I think what you are seeing is a manifestation of https://github.com/sramirez/spark-MDLP-discretization/issues/14 I have fixed this problem in my fork https://github.com/esi-mineset/spark-MDLP-discretization but Sergio was reluctant to take the PR because he felt that it might adversely effect performance. Which fork and branch are you using to build? I believe the unit tests were working when I build with 2.1.0, but I have not checked recently.

CarreauClement commented 7 years ago

Hello, I needed to use the MDLP discretizer on Spark 2.X so I wanted to use yours but it didn’t compile. Anyway, here’s what I did to make it work : In the pom.xml • Changed the version of spark in the pom.xml to 2.X (instead of 1.6.2)

In src/main/scala/org/apache/spark/ml/feature/MDLPDiscretizer.scala • Changed “import org.apache.spark.mllib.linalg.” to “import org.apache.spark.ml.linalg.” • Added “import org.apache.spark.mllib.linalg.{Vectors => OldVectors}” • Changed “val discOp = udf { discModel.transform _ }” to “val discOp = udf ( (mlVector: Vector) => discModel.transform(OldVectors.fromML(mlVector)).asML )”

I think that’s all. Now it compiles, works with Spark 2.X and I can use it in my pipelines (or so it seems ☺)

Can you tell me if this problem is on my side ?
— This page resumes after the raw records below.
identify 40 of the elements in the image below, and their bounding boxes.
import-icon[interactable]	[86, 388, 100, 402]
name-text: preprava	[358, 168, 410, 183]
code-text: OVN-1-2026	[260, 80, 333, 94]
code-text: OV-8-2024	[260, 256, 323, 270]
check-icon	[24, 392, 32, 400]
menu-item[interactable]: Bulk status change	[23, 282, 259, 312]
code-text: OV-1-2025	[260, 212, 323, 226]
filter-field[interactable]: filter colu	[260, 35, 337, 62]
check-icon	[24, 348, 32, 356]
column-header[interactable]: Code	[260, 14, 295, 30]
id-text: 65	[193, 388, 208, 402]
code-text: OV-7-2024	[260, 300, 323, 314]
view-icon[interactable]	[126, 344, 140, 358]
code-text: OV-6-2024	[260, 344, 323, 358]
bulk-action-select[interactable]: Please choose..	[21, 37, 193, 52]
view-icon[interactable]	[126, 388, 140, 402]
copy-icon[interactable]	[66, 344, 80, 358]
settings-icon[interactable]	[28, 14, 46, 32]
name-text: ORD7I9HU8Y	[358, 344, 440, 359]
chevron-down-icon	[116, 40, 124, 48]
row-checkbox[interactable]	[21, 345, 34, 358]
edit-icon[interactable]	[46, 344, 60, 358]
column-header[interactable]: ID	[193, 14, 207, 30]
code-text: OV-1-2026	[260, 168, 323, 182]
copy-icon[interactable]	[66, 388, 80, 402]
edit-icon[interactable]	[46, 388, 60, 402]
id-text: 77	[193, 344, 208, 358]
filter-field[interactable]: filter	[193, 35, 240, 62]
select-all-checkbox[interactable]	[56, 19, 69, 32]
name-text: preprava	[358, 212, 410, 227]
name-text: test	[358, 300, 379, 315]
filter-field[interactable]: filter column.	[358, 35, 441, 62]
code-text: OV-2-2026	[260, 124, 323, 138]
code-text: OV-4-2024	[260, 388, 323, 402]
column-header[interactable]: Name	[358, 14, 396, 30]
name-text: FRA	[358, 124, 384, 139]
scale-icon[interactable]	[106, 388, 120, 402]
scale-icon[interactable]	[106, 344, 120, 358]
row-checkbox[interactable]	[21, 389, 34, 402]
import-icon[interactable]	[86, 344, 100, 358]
MarcKaminski commented 7 years ago

Thanks for your replies!

@barrybecker4
I was accidentally using branch "spark-2.0.1-upgrade-bb" from your fork, but now switched to master. Fitting the model now works! For transform() to work, I had to implement @CarreauClement's changes, otherwise I was getting an exception:

error from UDF that gets an element of a vector: argument 1 requires vector type, however, '_column_' is of vector type

@CarreauClement Thanks for your comment - it helped me resolve my issue very quickly!

Some of the tests still fail, but it seems that his is due to issue #14.
One further test fails in the fork (- Run MDLPD on all columns in red_train data (label = outcome, maxBins = 100) *** FAILED ***), because the file "red_train.data" is missing, which I could also not find in the repository.

Thanks again for your support and the good work! :)

sramirez commented 7 years ago

Yes, it seems that many changes have been introduced with Spark 2.1.x as I remember that my code worked properly with Spark 2.0.x. Anyway I've made some changes, including those pointed out by @MarcKaminski and @CarreauClement (thank you guys), which has been implemented in the master branch. If you notice something weird, please let me know. Almost all unit test ran successfully.

Here you can find a question in StackOverflow about this problem: https://stackoverflow.com/questions/38818879/matcherror-while-accessing-vector-column-in-spark-2-0#38819323

Apart from that, I'm going to upload a new version to spark-packages.

sramirez commented 7 years ago

New version uploaded, with all the problems fixed. Plus, PR made by @MarcKaminski related to metadata has been included.